The guy grinned and wiggled his eyebrow. “I know you from somewhere,” he said slowly.
“From Florida,” Sammy said, with an apologetic shrug. “I came up to see the opening.”
“No way!” The guy had a huge smile now, looked like was going to hug him. “You’re shitting me!”
“What can I say? I’m a fan.”
“That’s incredible. Hey, Tjan, come here and meet this guy. What’s your name?”
Sammy tried to think of another name, but drew a blank. “Mickey,” he said at last, kicking himself.
“Tjan, this is Mickey. He’s a regular on the ride in Florida and he’s come up here just to see the opening.”

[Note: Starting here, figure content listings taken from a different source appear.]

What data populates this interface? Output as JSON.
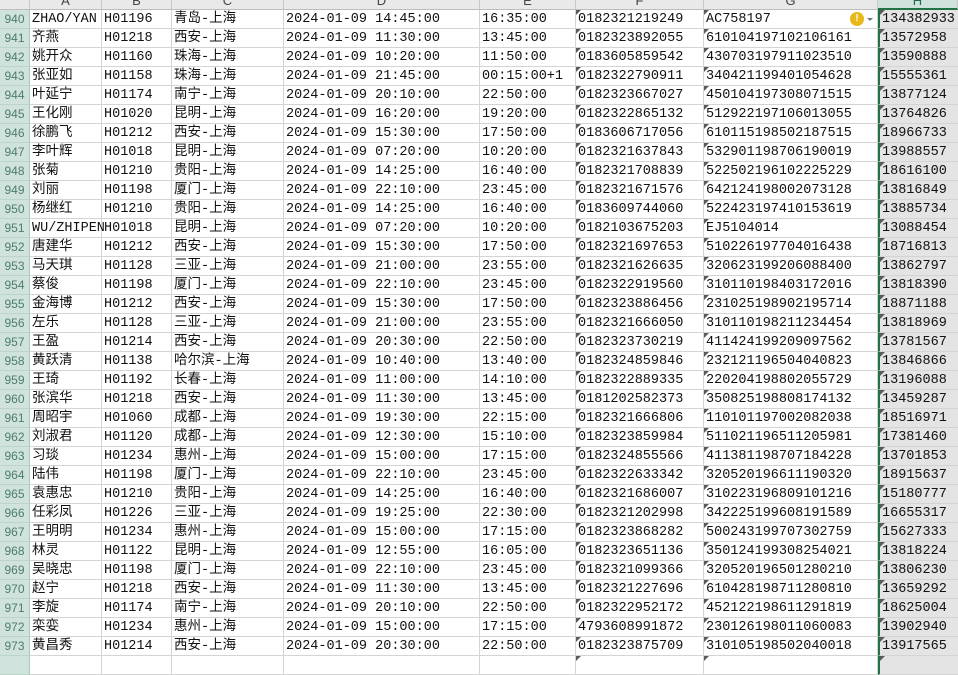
{
  "columns": [
    "A",
    "B",
    "C",
    "D",
    "E",
    "F",
    "G",
    "H"
  ],
  "selected_column": "H",
  "warning_icon": {
    "name": "error-check-icon",
    "color": "#e8b718",
    "glyph": "!"
  },
  "rows": [
    {
      "n": "940",
      "a": "ZHAO/YAN",
      "b": "H01196",
      "c": "青岛-上海",
      "d": "2024-01-09 14:45:00",
      "e": "16:35:00",
      "f": "0182321219249",
      "g": "AC758197",
      "h": "134382933"
    },
    {
      "n": "941",
      "a": "齐燕",
      "b": "H01218",
      "c": "西安-上海",
      "d": "2024-01-09 11:30:00",
      "e": "13:45:00",
      "f": "0182323892055",
      "g": "610104197102106161",
      "h": "13572958"
    },
    {
      "n": "942",
      "a": "姚开众",
      "b": "H01160",
      "c": "珠海-上海",
      "d": "2024-01-09 10:20:00",
      "e": "11:50:00",
      "f": "0183605859542",
      "g": "430703197911023510",
      "h": "13590888"
    },
    {
      "n": "943",
      "a": "张亚如",
      "b": "H01158",
      "c": "珠海-上海",
      "d": "2024-01-09 21:45:00",
      "e": "00:15:00+1",
      "f": "0182322790911",
      "g": "340421199401054628",
      "h": "15555361"
    },
    {
      "n": "944",
      "a": "叶延宁",
      "b": "H01174",
      "c": "南宁-上海",
      "d": "2024-01-09 20:10:00",
      "e": "22:50:00",
      "f": "0182323667027",
      "g": "450104197308071515",
      "h": "13877124"
    },
    {
      "n": "945",
      "a": "王化刚",
      "b": "H01020",
      "c": "昆明-上海",
      "d": "2024-01-09 16:20:00",
      "e": "19:20:00",
      "f": "0182322865132",
      "g": "512922197106013055",
      "h": "13764826"
    },
    {
      "n": "946",
      "a": "徐鹏飞",
      "b": "H01212",
      "c": "西安-上海",
      "d": "2024-01-09 15:30:00",
      "e": "17:50:00",
      "f": "0183606717056",
      "g": "610115198502187515",
      "h": "18966733"
    },
    {
      "n": "947",
      "a": "李叶辉",
      "b": "H01018",
      "c": "昆明-上海",
      "d": "2024-01-09 07:20:00",
      "e": "10:20:00",
      "f": "0182321637843",
      "g": "532901198706190019",
      "h": "13988557"
    },
    {
      "n": "948",
      "a": "张菊",
      "b": "H01210",
      "c": "贵阳-上海",
      "d": "2024-01-09 14:25:00",
      "e": "16:40:00",
      "f": "0182321708839",
      "g": "522502196102225229",
      "h": "18616100"
    },
    {
      "n": "949",
      "a": "刘丽",
      "b": "H01198",
      "c": "厦门-上海",
      "d": "2024-01-09 22:10:00",
      "e": "23:45:00",
      "f": "0182321671576",
      "g": "642124198002073128",
      "h": "13816849"
    },
    {
      "n": "950",
      "a": "杨继红",
      "b": "H01210",
      "c": "贵阳-上海",
      "d": "2024-01-09 14:25:00",
      "e": "16:40:00",
      "f": "0183609744060",
      "g": "522423197410153619",
      "h": "13885734"
    },
    {
      "n": "951",
      "a": "WU/ZHIPEN",
      "b": "H01018",
      "c": "昆明-上海",
      "d": "2024-01-09 07:20:00",
      "e": "10:20:00",
      "f": "0182103675203",
      "g": "EJ5104014",
      "h": "13088454"
    },
    {
      "n": "952",
      "a": "唐建华",
      "b": "H01212",
      "c": "西安-上海",
      "d": "2024-01-09 15:30:00",
      "e": "17:50:00",
      "f": "0182321697653",
      "g": "510226197704016438",
      "h": "18716813"
    },
    {
      "n": "953",
      "a": "马天琪",
      "b": "H01128",
      "c": "三亚-上海",
      "d": "2024-01-09 21:00:00",
      "e": "23:55:00",
      "f": "0182321626635",
      "g": "320623199206088400",
      "h": "13862797"
    },
    {
      "n": "954",
      "a": "蔡俊",
      "b": "H01198",
      "c": "厦门-上海",
      "d": "2024-01-09 22:10:00",
      "e": "23:45:00",
      "f": "0182322919560",
      "g": "310110198403172016",
      "h": "13818390"
    },
    {
      "n": "955",
      "a": "金海博",
      "b": "H01212",
      "c": "西安-上海",
      "d": "2024-01-09 15:30:00",
      "e": "17:50:00",
      "f": "0182323886456",
      "g": "231025198902195714",
      "h": "18871188"
    },
    {
      "n": "956",
      "a": "左乐",
      "b": "H01128",
      "c": "三亚-上海",
      "d": "2024-01-09 21:00:00",
      "e": "23:55:00",
      "f": "0182321666050",
      "g": "310110198211234454",
      "h": "13818969"
    },
    {
      "n": "957",
      "a": "王盈",
      "b": "H01214",
      "c": "西安-上海",
      "d": "2024-01-09 20:30:00",
      "e": "22:50:00",
      "f": "0182323730219",
      "g": "411424199209097562",
      "h": "13781567"
    },
    {
      "n": "958",
      "a": "黄跃清",
      "b": "H01138",
      "c": "哈尔滨-上海",
      "d": "2024-01-09 10:40:00",
      "e": "13:40:00",
      "f": "0182324859846",
      "g": "232121196504040823",
      "h": "13846866"
    },
    {
      "n": "959",
      "a": "王琦",
      "b": "H01192",
      "c": "长春-上海",
      "d": "2024-01-09 11:00:00",
      "e": "14:10:00",
      "f": "0182322889335",
      "g": "220204198802055729",
      "h": "13196088"
    },
    {
      "n": "960",
      "a": "张滨华",
      "b": "H01218",
      "c": "西安-上海",
      "d": "2024-01-09 11:30:00",
      "e": "13:45:00",
      "f": "0181202582373",
      "g": "350825198808174132",
      "h": "13459287"
    },
    {
      "n": "961",
      "a": "周昭宇",
      "b": "H01060",
      "c": "成都-上海",
      "d": "2024-01-09 19:30:00",
      "e": "22:15:00",
      "f": "0182321666806",
      "g": "110101197002082038",
      "h": "18516971"
    },
    {
      "n": "962",
      "a": "刘淑君",
      "b": "H01120",
      "c": "成都-上海",
      "d": "2024-01-09 12:30:00",
      "e": "15:10:00",
      "f": "0182323859984",
      "g": "511021196511205981",
      "h": "17381460"
    },
    {
      "n": "963",
      "a": "习琰",
      "b": "H01234",
      "c": "惠州-上海",
      "d": "2024-01-09 15:00:00",
      "e": "17:15:00",
      "f": "0182324855566",
      "g": "411381198707184228",
      "h": "13701853"
    },
    {
      "n": "964",
      "a": "陆伟",
      "b": "H01198",
      "c": "厦门-上海",
      "d": "2024-01-09 22:10:00",
      "e": "23:45:00",
      "f": "0182322633342",
      "g": "320520196611190320",
      "h": "18915637"
    },
    {
      "n": "965",
      "a": "袁惠忠",
      "b": "H01210",
      "c": "贵阳-上海",
      "d": "2024-01-09 14:25:00",
      "e": "16:40:00",
      "f": "0182321686007",
      "g": "310223196809101216",
      "h": "15180777"
    },
    {
      "n": "966",
      "a": "任彩凤",
      "b": "H01226",
      "c": "三亚-上海",
      "d": "2024-01-09 19:25:00",
      "e": "22:30:00",
      "f": "0182321202998",
      "g": "342225199608191589",
      "h": "16655317"
    },
    {
      "n": "967",
      "a": "王明明",
      "b": "H01234",
      "c": "惠州-上海",
      "d": "2024-01-09 15:00:00",
      "e": "17:15:00",
      "f": "0182323868282",
      "g": "500243199707302759",
      "h": "15627333"
    },
    {
      "n": "968",
      "a": "林灵",
      "b": "H01122",
      "c": "昆明-上海",
      "d": "2024-01-09 12:55:00",
      "e": "16:05:00",
      "f": "0182323651136",
      "g": "350124199308254021",
      "h": "13818224"
    },
    {
      "n": "969",
      "a": "吴晓忠",
      "b": "H01198",
      "c": "厦门-上海",
      "d": "2024-01-09 22:10:00",
      "e": "23:45:00",
      "f": "0182321099366",
      "g": "320520196501280210",
      "h": "13806230"
    },
    {
      "n": "970",
      "a": "赵宁",
      "b": "H01218",
      "c": "西安-上海",
      "d": "2024-01-09 11:30:00",
      "e": "13:45:00",
      "f": "0182321227696",
      "g": "610428198711280810",
      "h": "13659292"
    },
    {
      "n": "971",
      "a": "李旋",
      "b": "H01174",
      "c": "南宁-上海",
      "d": "2024-01-09 20:10:00",
      "e": "22:50:00",
      "f": "0182322952172",
      "g": "452122198611291819",
      "h": "18625004"
    },
    {
      "n": "972",
      "a": "栾娈",
      "b": "H01234",
      "c": "惠州-上海",
      "d": "2024-01-09 15:00:00",
      "e": "17:15:00",
      "f": "4793608991872",
      "g": "230126198011060083",
      "h": "13902940"
    },
    {
      "n": "973",
      "a": "黄昌秀",
      "b": "H01214",
      "c": "西安-上海",
      "d": "2024-01-09 20:30:00",
      "e": "22:50:00",
      "f": "0182323875709",
      "g": "310105198502040018",
      "h": "13917565"
    }
  ]
}
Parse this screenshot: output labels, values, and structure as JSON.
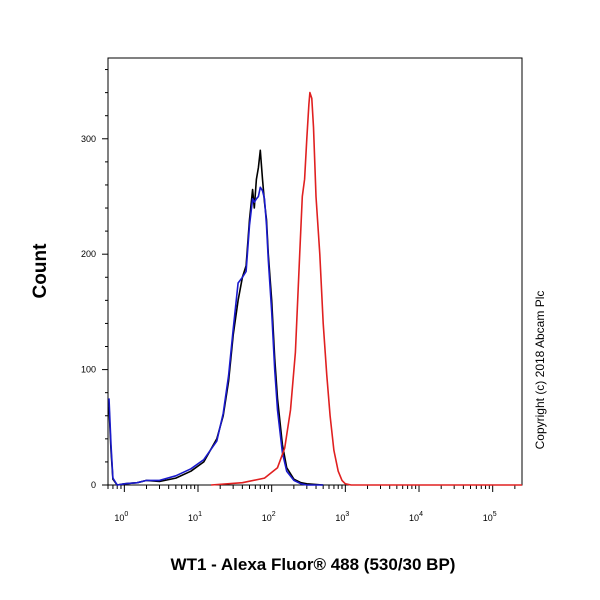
{
  "chart_data": {
    "type": "line",
    "xlabel": "WT1 - Alexa Fluor® 488 (530/30 BP)",
    "ylabel": "Count",
    "x_scale": "log",
    "xlim": [
      0.6,
      250000
    ],
    "ylim": [
      0,
      370
    ],
    "grid": false,
    "annotations": [
      "Copyright (c) 2018 Abcam Plc"
    ],
    "x_tick_labels": [
      {
        "base": "10",
        "exp": "0",
        "value": 1
      },
      {
        "base": "10",
        "exp": "1",
        "value": 10
      },
      {
        "base": "10",
        "exp": "2",
        "value": 100
      },
      {
        "base": "10",
        "exp": "3",
        "value": 1000
      },
      {
        "base": "10",
        "exp": "4",
        "value": 10000
      },
      {
        "base": "10",
        "exp": "5",
        "value": 100000
      }
    ],
    "y_ticks": [
      0,
      100,
      200,
      300
    ],
    "series": [
      {
        "color": "#000000",
        "x": [
          0.62,
          0.66,
          0.7,
          0.8,
          1,
          1.5,
          2,
          3,
          5,
          8,
          12,
          18,
          22,
          26,
          30,
          35,
          40,
          45,
          50,
          55,
          58,
          62,
          66,
          70,
          75,
          80,
          85,
          90,
          100,
          110,
          120,
          140,
          160,
          200,
          250,
          300,
          500
        ],
        "y": [
          68,
          30,
          5,
          0,
          1,
          2,
          4,
          3,
          6,
          12,
          20,
          40,
          60,
          90,
          130,
          160,
          180,
          190,
          230,
          256,
          240,
          265,
          275,
          290,
          265,
          245,
          230,
          200,
          160,
          110,
          75,
          35,
          15,
          5,
          2,
          1,
          0
        ]
      },
      {
        "color": "#1a1acc",
        "x": [
          0.62,
          0.66,
          0.7,
          0.8,
          1,
          1.5,
          2,
          3,
          5,
          8,
          12,
          18,
          22,
          26,
          30,
          35,
          40,
          45,
          50,
          55,
          58,
          62,
          66,
          70,
          75,
          80,
          85,
          90,
          100,
          110,
          120,
          140,
          160,
          200,
          250,
          300,
          500
        ],
        "y": [
          75,
          35,
          6,
          0,
          1,
          2,
          4,
          4,
          8,
          14,
          22,
          38,
          62,
          95,
          135,
          175,
          180,
          185,
          225,
          248,
          245,
          248,
          250,
          258,
          255,
          248,
          225,
          195,
          150,
          100,
          65,
          28,
          12,
          4,
          1,
          0,
          0
        ]
      },
      {
        "color": "#e02020",
        "x": [
          15,
          40,
          80,
          120,
          150,
          180,
          210,
          240,
          260,
          280,
          300,
          320,
          330,
          350,
          370,
          400,
          450,
          500,
          560,
          620,
          700,
          800,
          900,
          1000,
          1200,
          1500,
          2000,
          5000,
          20000,
          100000,
          250000
        ],
        "y": [
          0,
          2,
          6,
          15,
          32,
          65,
          115,
          200,
          250,
          265,
          300,
          330,
          340,
          335,
          310,
          250,
          200,
          140,
          95,
          60,
          30,
          12,
          4,
          1,
          0,
          0,
          0,
          0,
          0,
          0,
          0
        ]
      }
    ]
  }
}
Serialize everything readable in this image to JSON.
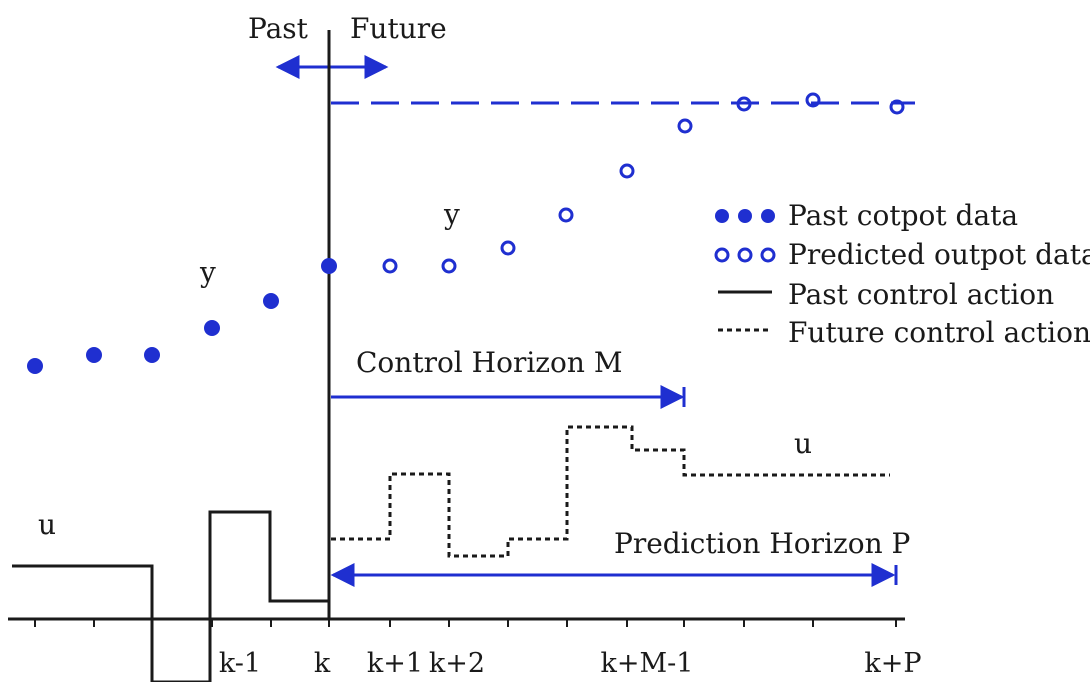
{
  "header": {
    "past": "Past",
    "future": "Future"
  },
  "output_labels": {
    "y_past": "y",
    "y_future": "y"
  },
  "input_labels": {
    "u_past": "u",
    "u_future": "u"
  },
  "horizons": {
    "control": "Control Horizon M",
    "prediction": "Prediction Horizon P"
  },
  "legend": [
    {
      "symbol": "●●●",
      "label": "Past cotpot data"
    },
    {
      "symbol": "○○○",
      "label": "Predicted outpot data"
    },
    {
      "symbol": "solid-line",
      "label": "Past control action"
    },
    {
      "symbol": "dotted-line",
      "label": "Future control action"
    }
  ],
  "ticks": [
    "k-1",
    "k",
    "k+1",
    "k+2",
    "k+M-1",
    "k+P"
  ],
  "colors": {
    "blue": "#1f2fd0",
    "black": "#1a1a1a"
  }
}
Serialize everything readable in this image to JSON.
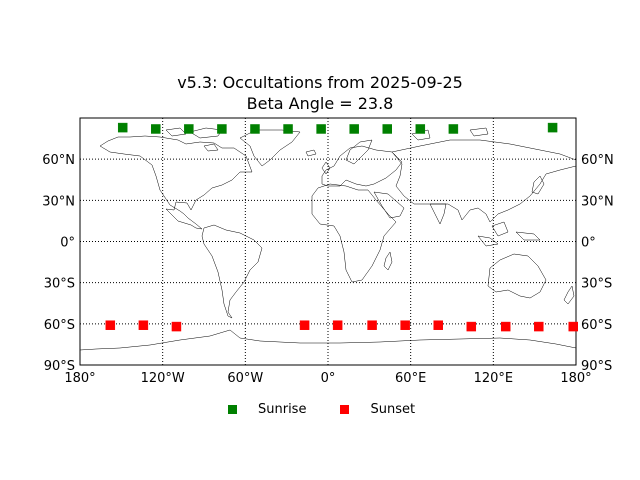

Tjan had short hair and sallow skin, and dressed like an accountant, but his eyes were bright and sharp as they took Sammy in, looking him up and down quickly. “Well that’s certainly flattering.” He reached into his creased blazer and pulled out a slip of paper. “Have a couple comp tickets then—the least we can do for your loyalty.” The paper was festooned with holograms and smart-cards and raised bumps containing RFIDs, but Sammy knew that you could buy standard anti-counterfeiting stock like it from a mail-order catalog.
“That’s mighty generous of you,” he said, shaking Tjan’s dry, firm hand.
“Our pleasure,” the other guy said. “Better get in line, though, or you’re gonna be waiting a long, long time.” He had a satisfied expression. Sammy saw that what he’d mistaken for a crowd of people was in fact a long, jostling queue stretching all the way around the escalator mezzanine and off one of the mall’s side corridors.